On connaissait les Teen Movies, ces films baignés d’un humour potache à brève durée de péremption. Avec Everybody Wants Some, le réalisateur de Boyhood livre un nouveau film concept comme il en a le secret. Il remonte au début des années de fac et aux années 80 pour se concentrer sur le compte à rebours qui précède l’intronisation existentielle des nouveaux étudiants et leurs nuits debout pour reprendre une expression à la mode.

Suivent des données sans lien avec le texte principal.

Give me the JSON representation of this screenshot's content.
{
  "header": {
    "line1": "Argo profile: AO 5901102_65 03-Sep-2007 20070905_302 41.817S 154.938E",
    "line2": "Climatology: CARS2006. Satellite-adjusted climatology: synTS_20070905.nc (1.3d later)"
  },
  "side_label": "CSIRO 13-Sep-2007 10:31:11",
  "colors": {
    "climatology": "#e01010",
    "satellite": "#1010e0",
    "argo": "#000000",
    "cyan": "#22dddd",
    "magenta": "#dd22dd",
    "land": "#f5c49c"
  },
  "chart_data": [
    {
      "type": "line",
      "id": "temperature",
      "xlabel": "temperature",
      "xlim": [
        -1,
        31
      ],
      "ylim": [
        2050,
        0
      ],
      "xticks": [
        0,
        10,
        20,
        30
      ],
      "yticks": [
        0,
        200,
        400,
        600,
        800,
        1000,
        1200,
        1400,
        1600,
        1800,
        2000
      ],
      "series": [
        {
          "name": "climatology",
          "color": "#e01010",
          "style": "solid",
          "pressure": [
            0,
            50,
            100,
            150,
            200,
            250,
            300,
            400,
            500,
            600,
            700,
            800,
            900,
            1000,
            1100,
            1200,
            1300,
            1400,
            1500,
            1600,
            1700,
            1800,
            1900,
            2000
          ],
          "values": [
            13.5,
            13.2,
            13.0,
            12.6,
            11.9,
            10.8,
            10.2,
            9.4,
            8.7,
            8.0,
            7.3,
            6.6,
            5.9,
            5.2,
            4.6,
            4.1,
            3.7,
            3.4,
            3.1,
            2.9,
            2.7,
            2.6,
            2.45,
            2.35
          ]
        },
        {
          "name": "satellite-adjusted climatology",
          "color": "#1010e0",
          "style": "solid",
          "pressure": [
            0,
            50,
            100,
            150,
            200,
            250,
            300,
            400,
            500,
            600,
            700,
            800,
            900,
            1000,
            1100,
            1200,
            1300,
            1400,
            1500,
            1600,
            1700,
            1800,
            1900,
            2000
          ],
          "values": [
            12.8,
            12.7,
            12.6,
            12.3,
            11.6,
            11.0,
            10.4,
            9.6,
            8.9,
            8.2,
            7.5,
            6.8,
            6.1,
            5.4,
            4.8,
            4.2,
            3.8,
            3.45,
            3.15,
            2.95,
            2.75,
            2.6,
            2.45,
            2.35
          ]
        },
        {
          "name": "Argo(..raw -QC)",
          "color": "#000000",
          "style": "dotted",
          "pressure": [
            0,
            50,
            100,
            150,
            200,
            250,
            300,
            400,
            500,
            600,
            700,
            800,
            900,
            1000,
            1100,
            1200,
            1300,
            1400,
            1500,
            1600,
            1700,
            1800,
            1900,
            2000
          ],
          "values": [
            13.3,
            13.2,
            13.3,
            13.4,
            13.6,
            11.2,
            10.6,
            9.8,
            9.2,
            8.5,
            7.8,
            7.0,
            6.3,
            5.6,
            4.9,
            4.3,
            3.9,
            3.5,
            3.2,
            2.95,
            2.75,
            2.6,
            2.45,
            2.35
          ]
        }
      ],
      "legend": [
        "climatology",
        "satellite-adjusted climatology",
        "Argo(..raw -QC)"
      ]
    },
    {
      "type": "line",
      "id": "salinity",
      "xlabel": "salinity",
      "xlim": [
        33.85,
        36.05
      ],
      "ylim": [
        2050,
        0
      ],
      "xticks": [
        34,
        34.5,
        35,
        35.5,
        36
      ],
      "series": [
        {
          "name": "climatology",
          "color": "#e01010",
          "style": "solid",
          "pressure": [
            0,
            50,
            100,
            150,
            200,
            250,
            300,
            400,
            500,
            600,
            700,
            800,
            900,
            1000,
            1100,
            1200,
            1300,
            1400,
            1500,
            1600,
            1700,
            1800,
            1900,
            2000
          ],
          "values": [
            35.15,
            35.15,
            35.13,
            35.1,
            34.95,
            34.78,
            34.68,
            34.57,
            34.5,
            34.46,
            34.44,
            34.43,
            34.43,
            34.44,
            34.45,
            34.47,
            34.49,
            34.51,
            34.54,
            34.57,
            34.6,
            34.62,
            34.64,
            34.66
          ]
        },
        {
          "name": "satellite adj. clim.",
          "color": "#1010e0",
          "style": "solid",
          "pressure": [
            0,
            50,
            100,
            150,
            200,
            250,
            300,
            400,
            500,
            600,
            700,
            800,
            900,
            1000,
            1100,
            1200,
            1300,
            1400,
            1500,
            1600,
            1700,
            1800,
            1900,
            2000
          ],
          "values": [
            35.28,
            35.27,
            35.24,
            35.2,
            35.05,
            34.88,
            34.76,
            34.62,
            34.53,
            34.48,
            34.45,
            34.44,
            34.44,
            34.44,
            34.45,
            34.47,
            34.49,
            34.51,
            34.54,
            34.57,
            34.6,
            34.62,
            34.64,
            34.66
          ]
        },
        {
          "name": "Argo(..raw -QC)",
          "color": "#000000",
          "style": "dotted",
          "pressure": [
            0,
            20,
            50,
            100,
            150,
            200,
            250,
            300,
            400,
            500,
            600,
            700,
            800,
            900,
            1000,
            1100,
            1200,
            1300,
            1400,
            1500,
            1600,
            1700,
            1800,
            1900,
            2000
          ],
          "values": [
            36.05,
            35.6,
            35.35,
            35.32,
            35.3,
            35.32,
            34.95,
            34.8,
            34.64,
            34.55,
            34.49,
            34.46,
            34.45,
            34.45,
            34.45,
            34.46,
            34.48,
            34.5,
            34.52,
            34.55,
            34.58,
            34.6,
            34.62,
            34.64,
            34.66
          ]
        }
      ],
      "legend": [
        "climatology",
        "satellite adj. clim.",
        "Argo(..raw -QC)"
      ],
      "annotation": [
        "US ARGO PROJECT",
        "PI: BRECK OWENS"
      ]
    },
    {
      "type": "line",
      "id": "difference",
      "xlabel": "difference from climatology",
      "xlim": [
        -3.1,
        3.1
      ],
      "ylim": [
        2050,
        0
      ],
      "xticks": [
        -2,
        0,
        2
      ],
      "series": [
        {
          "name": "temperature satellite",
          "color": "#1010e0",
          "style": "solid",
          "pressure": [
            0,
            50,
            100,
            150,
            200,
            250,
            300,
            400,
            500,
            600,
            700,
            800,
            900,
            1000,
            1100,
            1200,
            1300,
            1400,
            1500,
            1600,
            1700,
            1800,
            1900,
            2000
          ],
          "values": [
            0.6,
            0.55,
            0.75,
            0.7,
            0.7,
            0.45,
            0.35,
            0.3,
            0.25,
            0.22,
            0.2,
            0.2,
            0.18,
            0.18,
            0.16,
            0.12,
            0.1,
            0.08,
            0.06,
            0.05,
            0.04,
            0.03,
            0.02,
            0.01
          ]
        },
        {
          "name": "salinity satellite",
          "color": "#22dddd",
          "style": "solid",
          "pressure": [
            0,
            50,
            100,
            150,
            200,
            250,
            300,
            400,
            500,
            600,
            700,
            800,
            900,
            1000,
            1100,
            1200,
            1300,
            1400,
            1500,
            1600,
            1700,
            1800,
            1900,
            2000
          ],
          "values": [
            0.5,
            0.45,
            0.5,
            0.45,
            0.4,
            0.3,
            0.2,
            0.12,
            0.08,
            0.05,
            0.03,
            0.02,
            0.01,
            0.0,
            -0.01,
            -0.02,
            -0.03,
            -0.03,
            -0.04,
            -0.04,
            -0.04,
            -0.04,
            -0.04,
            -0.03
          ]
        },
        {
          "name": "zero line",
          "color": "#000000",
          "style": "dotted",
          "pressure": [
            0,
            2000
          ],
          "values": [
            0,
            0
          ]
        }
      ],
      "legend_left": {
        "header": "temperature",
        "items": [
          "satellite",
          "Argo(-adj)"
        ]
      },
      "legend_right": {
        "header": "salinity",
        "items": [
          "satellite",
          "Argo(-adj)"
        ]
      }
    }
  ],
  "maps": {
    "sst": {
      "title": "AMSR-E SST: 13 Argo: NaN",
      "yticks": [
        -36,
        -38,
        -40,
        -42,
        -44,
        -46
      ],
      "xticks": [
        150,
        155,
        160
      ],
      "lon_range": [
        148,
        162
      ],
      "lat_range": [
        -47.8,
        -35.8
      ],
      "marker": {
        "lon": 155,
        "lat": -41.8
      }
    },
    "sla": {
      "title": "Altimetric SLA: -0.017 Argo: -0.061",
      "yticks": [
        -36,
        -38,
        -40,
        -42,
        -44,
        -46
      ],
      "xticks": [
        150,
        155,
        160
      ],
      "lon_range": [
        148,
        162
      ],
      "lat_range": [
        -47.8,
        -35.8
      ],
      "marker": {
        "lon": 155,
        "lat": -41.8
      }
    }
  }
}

Recruté pour leurs qualités sportives davantage que pour leurs performances intellectuelles, ces jeunes éphèbes lâchés pour la première fois dans le grand bain universitaire et coupés de leur base se soumettent à un authentique rite initiatique bercé de nuits blanches, de fêtes païennes et d’entraînements. À travers leurs conversations et leurs excès affleurent toutefois la profonde incertitude de ces chiens fous face à l’avenir. Non seulement la reconstitution est particulièrement soignée, mais Linklater puise parmi ce que le rock et le disco ont produit de meilleur à l’époque et même bien avant. Quant à ses interprètes, c’est majoritairement dans des séries télé qu’il les a recrutés. La réussite de cette chronique circonscrite le temps d’un week-end faussement insouciant réside dans sa subtilité psychologique. Derrière la chronique d’apprentissage, ce sont les affres du passage à l’âge adulte qui confèrent une profondeur particulière à ce beau film d’auteur qui embarrasse son distributeur au point de ne pas lui donner de titre français. Comme pour mieux l’enterrer.
Jean-Philippe GUERAND
Film américain de Richard LINKLATER (2016), avec Blake JENNER, Glen POWELL, Tyler HOECHLIN. 1h 57.